Carrell David S, Albertson-Junkans Ladia, Ramaprasan Arvind, Scull Grant, Mackwood Matt, Johnson Eric, Cronkite David J, Baer Andrew, Hansen Kris, Green Carla A, Hazlehurst Brian L, Janoff Shannon L, Coplan Paul M, DeVeaugh-Geiss Angela, Grijalva Carlos G, Liang Caihua, Enger Cheryl L, Lange Jane, Shortreed Susan M, Von Korff Michael
Kaiser Permanente Washington Health Research Institute, Seattle, WA, USA.
Kaiser Permanente Washington, Seattle, WA, USA.
J Drug Assess. 2020 Apr 28;9(1):97-105. doi: 10.1080/21556660.2020.1750419. eCollection 2020.
Opioid surveillance in response to the opioid epidemic will benefit from scalable, automated algorithms for identifying patients with clinically documented signs of problem prescription opioid use. Existing algorithms lack accuracy. We sought to develop a high-sensitivity, high-specificity classification algorithm based on widely available structured health data to identify patients receiving chronic extended-release/long-acting (ER/LA) therapy with evidence of problem use to support subsequent epidemiologic investigations. Outpatient medical records of a probability sample of 2,000 Kaiser Permanente Washington patients receiving ≥60 days' supply of ER/LA opioids in a 90-day period from 1 January 2006 to 30 June 2015 were manually reviewed to determine the presence of clinically documented signs of problem use and used as a reference standard for algorithm development. Using 1,400 patients as training data, we constructed candidate predictors from demographic, enrollment, encounter, diagnosis, procedure, and medication data extracted from medical claims records or the equivalent from electronic health record (EHR) systems, and we used adaptive least absolute shrinkage and selection operator (LASSO) regression to develop a model. We evaluated this model in a comparable 600-patient validation set. We compared this model to ICD-9 diagnostic codes for opioid abuse, dependence, and poisoning.

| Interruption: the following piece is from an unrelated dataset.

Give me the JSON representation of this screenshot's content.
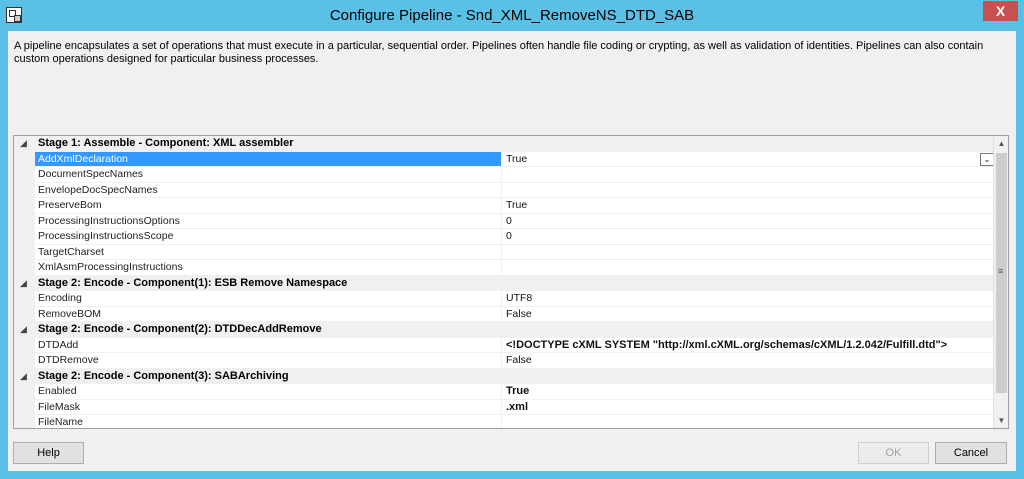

This study was registered with ClinicalTrials.gov as study NCT02667262 on 28 January 2016. We operationalized 1,126 potential predictors characterizing patient demographics, procedures, diagnoses, timing, dose, and location of medication dispensing. The final model incorporating 53 predictors had a sensitivity of 0.582 at positive predictive value (PPV) of 0.572. ICD-9 codes for opioid abuse, dependence, and poisoning had a sensitivity of 0.390 at PPV of 0.599 in the same cohort. Scalable methods using widely available structured EHR/claims data to accurately identify problem opioid use among patients receiving long-term ER/LA therapy were unsuccessful. This approach may be useful for identifying patients needing clinical evaluation.
应对阿片类药物流行的阿片类药物监测将受益于可扩展的自动化算法,以识别有问题处方阿片类药物使用临床记录迹象的患者。现有算法缺乏准确性。我们试图基于广泛可用的结构化健康数据开发一种高灵敏度、高特异性的分类算法,以识别接受慢性缓释/长效(ER/LA)治疗且有问题使用证据的患者,以支持后续的流行病学调查。对2006年1月1日至2015年6月30日期间在90天内接受≥60天供应量ER/LA阿片类药物的2000名凯撒永久医疗华盛顿患者的概率样本的门诊病历进行人工审查,以确定是否存在问题使用的临床记录迹象,并将其用作算法开发的参考标准。我们使用1400名患者作为训练数据,从医疗理赔记录或电子健康记录(EHR)系统的等效数据中提取的人口统计学、登记、就诊、诊断、手术和用药数据构建候选预测因子,并使用自适应最小绝对收缩和选择算子(LASSO)回归来开发模型。我们在一个可比的600名患者验证集中评估了该模型。我们将该模型与阿片类药物滥用、依赖和中毒的ICD-9诊断代码进行了比较。这项研究于2016年1月28日在ClinicalTrials.gov注册为研究NCT02667262。我们实施了1126个潜在预测因子,这些因子表征了患者的人口统计学、手术、诊断、时间、剂量和药物配给地点。包含53个预测因子的最终模型在阳性预测值(PPV)为0.572时的灵敏度为0.582。在同一队列中,阿片类药物滥用、依赖和中毒的ICD-9代码在PPV为0.599时的灵敏度为0.390。使用广泛可用的结构化EHR/理赔数据来准确识别接受长期ER/LA治疗患者中问题阿片类药物使用的可扩展方法未成功。这种方法可能有助于识别需要临床评估的患者。